The bishop says, “... the politics of Jesus presented a clear agenda for radical social and economic transformation in his time, as in ours. Jesus’ mysticism ended in politics”.
He observes that all the great men and women who have made a wholesale contribution in life exhibit this nature.
In a statement soon after the presidential results, Bishop Mwamba said “the great nation of Zambia” had spoken, and had delivered victory to his friend, erstwhile rival and President Hakainde and congratulated him on capturing the hope and aspirations of the Zambian people.
He said the mark of a great democracy respects the will of the people and when that will change, it respects the transition of power necessary to deliver on the intentions of all its citizens.

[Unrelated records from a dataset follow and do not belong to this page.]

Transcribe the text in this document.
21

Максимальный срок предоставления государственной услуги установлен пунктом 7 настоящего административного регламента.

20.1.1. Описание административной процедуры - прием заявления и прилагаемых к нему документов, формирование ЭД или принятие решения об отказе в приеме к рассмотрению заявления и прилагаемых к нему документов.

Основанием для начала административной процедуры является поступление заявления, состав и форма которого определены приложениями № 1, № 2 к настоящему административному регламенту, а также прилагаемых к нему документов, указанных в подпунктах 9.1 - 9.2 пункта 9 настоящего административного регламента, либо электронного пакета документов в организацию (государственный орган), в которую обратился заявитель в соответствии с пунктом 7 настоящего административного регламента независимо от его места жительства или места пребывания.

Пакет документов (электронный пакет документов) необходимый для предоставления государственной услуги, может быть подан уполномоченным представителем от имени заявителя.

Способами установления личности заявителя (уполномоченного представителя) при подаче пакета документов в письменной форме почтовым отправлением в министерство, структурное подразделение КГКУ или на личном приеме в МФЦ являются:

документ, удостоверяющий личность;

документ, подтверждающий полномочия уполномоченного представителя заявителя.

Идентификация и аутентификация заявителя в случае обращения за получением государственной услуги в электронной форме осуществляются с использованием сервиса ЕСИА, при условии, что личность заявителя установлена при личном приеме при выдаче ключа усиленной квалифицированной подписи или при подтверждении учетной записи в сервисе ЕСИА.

“Dear Hakainde, congratulations on being elected the next President of Zambia elect. God grant you His wisdom to lead His people with righteousness and justice. Please be assured of my support to work together in developing our blessed country in improving the livelihood of our people.”
Bishop Mwamba then said to the losing Mr Lungu: “I have privately written to President Lungu to commiserate with him on his loss, and thank him for his service to the nation during his two terms, I have urged to concede and ensure that above all the constitution of Zambia is protected, and that peace and order is ensured.”
On the eve of the elections, Bishop Mwamba quoted Irish statesman Edmund Burke who once said: “Liberty does not exist in the absence of morality.” Likewise, he said, democracy cannot exist in the absence of morality.”
He says unity, peace and prosperity cannot exist in the absence of morality. He also says morality is the foundation of a good society because it makes people think of their good and the good of others.
Bishop Mwamba who was born in Mansa in Luapula Province further gets lessons from American President Theodore Roosevelt who once said, “to educate a man in mind and not in morals is to educate a menace to society”.
History shows that Bishop Mwamba is not the only clergy who has participated in politics and fight for human rights. The list includes men like Dr Nevers Mumba, anti-apartheid and former Anglican Archbishop of Cape Town and Johannesburg in South Africa Desmond Tutu; Makarios III, the Greek Cypriot, and first President of Cyprus and Bishop Abel Muzorewa, former Prime Minister of Zimbabwe-Rhodesia in 1979.
Mr Mumba, a Pentecostal pastor, and a key supporter of Mr Chiluba in 1991 formed the National Christian's Coalition (NCC) in 1996. He claimed the NCC was not a political party, but just an organisation to "act as an independent voice in guiding the president in matters of concern to the church". However, this caused great controversy among Christians, some of whom thought Mumba was in fact harbouring political ambitions to become president himself.
Mr Mumba challenged the integrity of the MMD, the party he now leads, and in doing so caused Mr Chiluba to see the NCC as a threat to his stay in power. Under increasing pressure from within the NCC and increasing alienation by other political groups and churches, Mr Mumba converted the NCC into a political party and stood at the 1996 elections. The NCC however failed to win a seat. Mr Chiluba was returned by 70% of the vote, but only 40% of the registered voters turned out and only 60% of eligible electors had ever been registered.
Is Bishop Mwamba the man to change the political narrative and eventually ascend to the presidency which has eluded all Zambian preacher men who have tried in past?
The Author is a seasoned Zambian Journalist/Historian.